Substack, however, is offering continuity—not by replicating old institutions, but by building resilient micro-communities around individual voices. Nate Silver, Mehdi Hasan, George Saunders, Margaret Atwood—these aren’t just big names cashing in. They’re participating in something cultural and experimental: a return to editorial intimacy.
When a platform becomes a place to gather around ideas, it starts to function more like a digital salon than a media outlet. Substack writers are hosting comments, building mailing lists, facilitating events, even forming collectives. These aren’t content producers. They’re cultural conveners. What they’re building isn’t an audience—it’s a community of inquiry.

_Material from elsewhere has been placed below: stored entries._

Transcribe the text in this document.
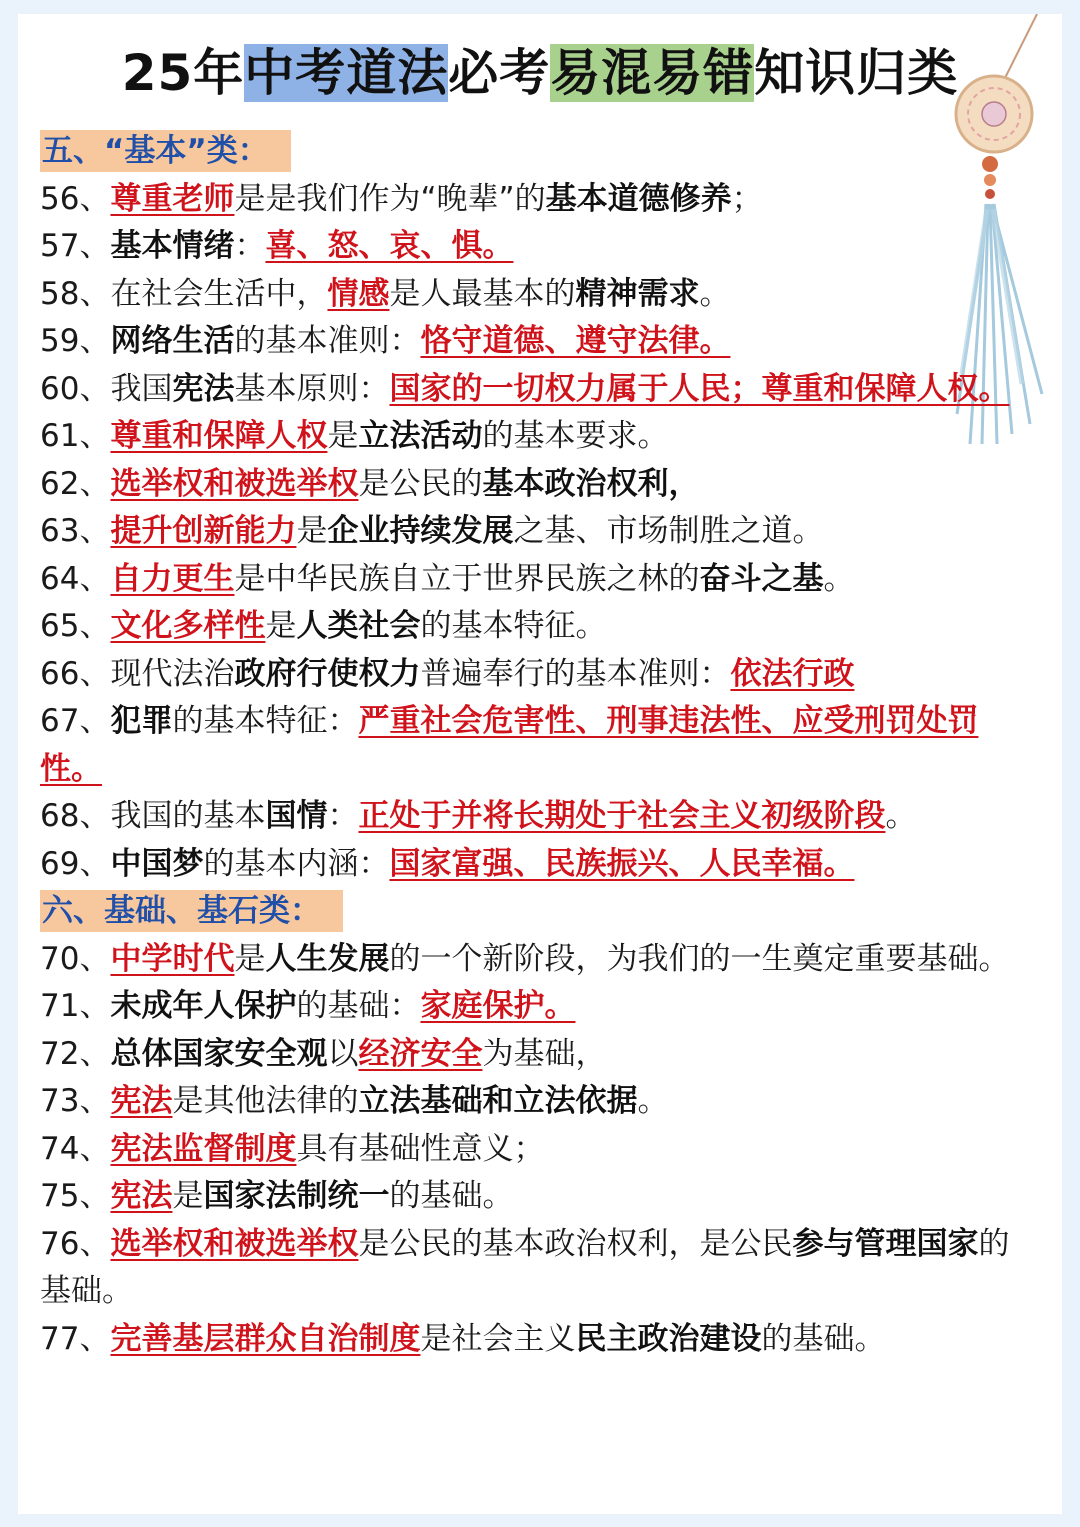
25年中考道法必考易混易错知识归类
五、“基本”类：
56、尊重老师是是我们作为“晚辈”的基本道德修养；
57、基本情绪：喜、怒、哀、惧。
58、在社会生活中，情感是人最基本的精神需求。
59、网络生活的基本准则：恪守道德、遵守法律。
60、我国宪法基本原则：国家的一切权力属于人民；尊重和保障人权。
61、尊重和保障人权是立法活动的基本要求。
62、选举权和被选举权是公民的基本政治权利，
63、提升创新能力是企业持续发展之基、市场制胜之道。
64、自力更生是中华民族自立于世界民族之林的奋斗之基。
65、文化多样性是人类社会的基本特征。
66、现代法治政府行使权力普遍奉行的基本准则：依法行政
67、犯罪的基本特征：严重社会危害性、刑事违法性、应受刑罚处罚性。
68、我国的基本国情：正处于并将长期处于社会主义初级阶段。
69、中国梦的基本内涵：国家富强、民族振兴、人民幸福。
六、基础、基石类：
70、中学时代是人生发展的一个新阶段，为我们的一生奠定重要基础。
71、未成年人保护的基础：家庭保护。
72、总体国家安全观以经济安全为基础，
73、宪法是其他法律的立法基础和立法依据。
74、宪法监督制度具有基础性意义；
75、宪法是国家法制统一的基础。
76、选举权和被选举权是公民的基本政治权利，是公民参与管理国家的基础。
77、完善基层群众自治制度是社会主义民主政治建设的基础。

The Creative Middle Class as Cultural Infrastructure
At Otherwise, we’ve long been interested in how emerging economic models might support a more pluralistic creative landscape—a world where more people can make meaning and make a living at the same time. Substack’s structure—where 86% of revenue goes directly to the writer—creates not just sustainability, but dignity. It’s a non-extractive platform that wins only when its creators win.
This model is nurturing the emergence of a creative middle class—writers, thinkers, artists, analysts—who aren’t beholden to the logic of scale. Instead of optimizing for virality, they optimize for resonance. For meaning. For care.
That’s not just good for creators. It’s good for all of us. Because when creators are accountable to communities—not algorithms—we all get a healthier, more human-centered information ecosystem.
The Substack Ethos and the Otherwise Imagination
At its best, Substack is an example of the kind of participatory media ecology we believe in: one that is transparent, soulful, and non-transactional. It shows us what happens when platforms step back and let community become the organizing principle.
This isn’t just about journalism or newsletters. It’s about how we want to live. Who we want to support. And what kinds of cultural infrastructures and creative public life we want to build as the old versions fall apart.